The Duke (2022)

June 29, 2023

Day: 29, Movie:29

I always love Helen Mirren. I have also always loved Jim Broadbent. Putting these two iconic British actors together in a film had to be a great idea.

Thankfully, it was.

According to Rotten Tomatoes, “In 1961, Kempton Bunton (Jim Broadbent), a 60-year old taxi driver, stole Goya’s portrait of the Duke of Wellington from the National Gallery in London. It was the first (and remains the only) theft in the Gallery’s history. Kempton sent ransom notes saying that he would return the painting on condition that the government invested more in care for the elderly — he had long campaigned for pensioners to receive free television.
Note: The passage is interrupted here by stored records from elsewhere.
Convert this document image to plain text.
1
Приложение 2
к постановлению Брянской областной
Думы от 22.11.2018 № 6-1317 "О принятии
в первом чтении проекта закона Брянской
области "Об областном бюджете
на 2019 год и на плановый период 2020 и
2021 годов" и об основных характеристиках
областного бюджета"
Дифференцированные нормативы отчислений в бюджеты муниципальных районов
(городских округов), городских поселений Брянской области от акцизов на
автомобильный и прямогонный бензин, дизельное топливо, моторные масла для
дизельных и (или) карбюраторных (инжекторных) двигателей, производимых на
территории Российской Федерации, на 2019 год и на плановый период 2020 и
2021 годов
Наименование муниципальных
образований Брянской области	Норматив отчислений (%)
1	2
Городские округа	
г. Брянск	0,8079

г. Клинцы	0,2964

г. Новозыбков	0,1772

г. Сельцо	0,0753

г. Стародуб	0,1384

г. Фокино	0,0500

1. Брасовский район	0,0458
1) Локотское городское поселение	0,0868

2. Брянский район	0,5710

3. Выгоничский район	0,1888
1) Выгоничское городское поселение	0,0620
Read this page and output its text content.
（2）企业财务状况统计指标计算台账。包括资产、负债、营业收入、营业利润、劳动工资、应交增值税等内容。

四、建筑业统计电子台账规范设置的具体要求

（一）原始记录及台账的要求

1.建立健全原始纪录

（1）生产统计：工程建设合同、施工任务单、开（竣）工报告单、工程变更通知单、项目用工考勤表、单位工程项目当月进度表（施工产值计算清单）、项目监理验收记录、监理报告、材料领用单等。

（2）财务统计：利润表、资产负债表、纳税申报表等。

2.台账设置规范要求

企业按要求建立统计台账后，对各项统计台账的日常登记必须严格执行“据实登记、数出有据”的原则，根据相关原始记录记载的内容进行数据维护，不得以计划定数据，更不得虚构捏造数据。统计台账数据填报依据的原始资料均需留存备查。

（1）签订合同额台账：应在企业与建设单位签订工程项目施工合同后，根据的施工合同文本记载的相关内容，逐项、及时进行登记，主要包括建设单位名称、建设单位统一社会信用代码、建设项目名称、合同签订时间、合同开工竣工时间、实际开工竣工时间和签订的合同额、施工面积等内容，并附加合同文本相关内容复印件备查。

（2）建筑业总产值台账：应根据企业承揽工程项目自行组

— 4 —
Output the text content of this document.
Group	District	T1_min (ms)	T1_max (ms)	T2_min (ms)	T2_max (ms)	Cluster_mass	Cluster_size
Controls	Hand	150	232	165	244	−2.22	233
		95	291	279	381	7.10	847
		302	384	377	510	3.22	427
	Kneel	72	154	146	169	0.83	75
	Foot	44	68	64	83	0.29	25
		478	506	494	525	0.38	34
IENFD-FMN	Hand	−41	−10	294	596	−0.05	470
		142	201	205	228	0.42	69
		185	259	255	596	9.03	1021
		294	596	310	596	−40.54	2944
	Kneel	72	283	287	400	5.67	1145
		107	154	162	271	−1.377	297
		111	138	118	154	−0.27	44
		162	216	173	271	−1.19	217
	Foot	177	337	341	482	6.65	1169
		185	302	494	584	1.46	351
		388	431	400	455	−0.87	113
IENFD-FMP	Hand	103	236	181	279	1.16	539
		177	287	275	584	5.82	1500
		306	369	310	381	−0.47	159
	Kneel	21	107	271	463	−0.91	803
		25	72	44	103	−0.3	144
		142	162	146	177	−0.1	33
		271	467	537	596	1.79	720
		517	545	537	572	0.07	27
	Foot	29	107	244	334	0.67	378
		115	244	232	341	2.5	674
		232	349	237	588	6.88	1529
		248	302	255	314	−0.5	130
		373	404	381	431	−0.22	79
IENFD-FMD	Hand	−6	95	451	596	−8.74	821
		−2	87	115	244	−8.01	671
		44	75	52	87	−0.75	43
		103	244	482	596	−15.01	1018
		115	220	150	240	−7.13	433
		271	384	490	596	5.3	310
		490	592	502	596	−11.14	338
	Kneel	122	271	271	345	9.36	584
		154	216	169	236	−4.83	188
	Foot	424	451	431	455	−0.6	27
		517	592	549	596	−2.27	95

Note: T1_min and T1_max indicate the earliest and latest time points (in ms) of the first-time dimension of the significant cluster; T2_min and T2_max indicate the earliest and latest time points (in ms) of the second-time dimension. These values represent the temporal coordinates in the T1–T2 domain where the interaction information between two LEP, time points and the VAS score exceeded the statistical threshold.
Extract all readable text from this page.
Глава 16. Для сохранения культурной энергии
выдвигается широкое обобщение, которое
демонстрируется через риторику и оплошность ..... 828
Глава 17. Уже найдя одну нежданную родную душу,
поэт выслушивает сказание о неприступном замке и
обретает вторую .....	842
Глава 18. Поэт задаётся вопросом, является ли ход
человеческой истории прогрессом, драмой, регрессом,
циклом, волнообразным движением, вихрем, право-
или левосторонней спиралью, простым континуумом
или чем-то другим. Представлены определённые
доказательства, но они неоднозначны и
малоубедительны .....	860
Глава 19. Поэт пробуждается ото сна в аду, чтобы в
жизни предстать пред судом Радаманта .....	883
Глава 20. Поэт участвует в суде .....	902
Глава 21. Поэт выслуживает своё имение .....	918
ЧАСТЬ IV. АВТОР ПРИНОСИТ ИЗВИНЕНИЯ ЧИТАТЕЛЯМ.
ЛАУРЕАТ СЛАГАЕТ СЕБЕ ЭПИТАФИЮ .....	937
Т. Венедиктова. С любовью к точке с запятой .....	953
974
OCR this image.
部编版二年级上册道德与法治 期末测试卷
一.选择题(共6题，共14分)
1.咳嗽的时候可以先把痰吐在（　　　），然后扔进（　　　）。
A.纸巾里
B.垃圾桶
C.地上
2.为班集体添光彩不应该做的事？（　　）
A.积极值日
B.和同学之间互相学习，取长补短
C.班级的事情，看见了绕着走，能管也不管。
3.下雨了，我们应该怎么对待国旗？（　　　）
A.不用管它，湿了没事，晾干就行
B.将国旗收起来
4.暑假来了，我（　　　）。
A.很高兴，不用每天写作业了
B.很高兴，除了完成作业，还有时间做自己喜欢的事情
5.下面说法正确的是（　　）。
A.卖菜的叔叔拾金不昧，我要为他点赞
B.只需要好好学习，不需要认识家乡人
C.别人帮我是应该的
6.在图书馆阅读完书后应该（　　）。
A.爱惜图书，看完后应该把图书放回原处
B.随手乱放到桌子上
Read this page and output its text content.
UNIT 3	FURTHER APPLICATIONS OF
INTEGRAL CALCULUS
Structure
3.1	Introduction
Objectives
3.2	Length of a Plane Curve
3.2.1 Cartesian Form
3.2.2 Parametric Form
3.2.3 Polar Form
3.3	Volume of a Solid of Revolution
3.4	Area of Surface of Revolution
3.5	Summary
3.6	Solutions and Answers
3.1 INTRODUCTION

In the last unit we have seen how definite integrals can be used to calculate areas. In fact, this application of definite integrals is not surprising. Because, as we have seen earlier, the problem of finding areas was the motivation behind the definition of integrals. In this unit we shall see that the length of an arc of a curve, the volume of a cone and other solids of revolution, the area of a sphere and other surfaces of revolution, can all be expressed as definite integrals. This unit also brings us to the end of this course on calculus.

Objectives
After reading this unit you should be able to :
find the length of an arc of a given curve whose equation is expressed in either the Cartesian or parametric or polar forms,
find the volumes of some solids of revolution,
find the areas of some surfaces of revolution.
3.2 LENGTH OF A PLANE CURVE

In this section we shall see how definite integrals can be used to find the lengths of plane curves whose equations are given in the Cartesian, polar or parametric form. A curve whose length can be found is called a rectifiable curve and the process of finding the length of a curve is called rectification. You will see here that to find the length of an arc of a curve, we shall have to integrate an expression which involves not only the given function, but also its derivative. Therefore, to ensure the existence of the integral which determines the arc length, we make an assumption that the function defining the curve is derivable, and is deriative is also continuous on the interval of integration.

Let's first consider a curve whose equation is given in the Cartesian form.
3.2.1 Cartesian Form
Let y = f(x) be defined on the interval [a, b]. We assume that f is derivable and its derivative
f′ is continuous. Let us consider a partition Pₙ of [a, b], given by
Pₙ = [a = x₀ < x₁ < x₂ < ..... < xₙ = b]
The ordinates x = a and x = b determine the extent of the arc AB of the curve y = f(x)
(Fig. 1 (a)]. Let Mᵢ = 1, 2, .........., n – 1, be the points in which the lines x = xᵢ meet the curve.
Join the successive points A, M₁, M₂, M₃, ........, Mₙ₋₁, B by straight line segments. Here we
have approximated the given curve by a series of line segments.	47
What happened next became the stuff of legend. Only 50 years later did the full story emerge — Kempton had spun a web of lies. The only truth was that he was a good man, determined to change the world and save his marriage.”

Jim Broadbent has never been more charming than he was here in this Don Quixote-type story of a man who fought for little things. But there was more to the story than his mission to get free television in Britain. His wife Lilya (Helen Mirren) and he had lost a daughter in a bicycle accident and they had never dealt with that loss together. The film was as much, if not more, about grief than it was about any fight for justice.

Based on a true story, The Duke does what British films do wonderfully well, provide an oddball character, play it for some witty laughs and be filled with heart. The Duke may be a tad sentimental, but the central performances here are so good that any drawbacks the film may have are overlooked.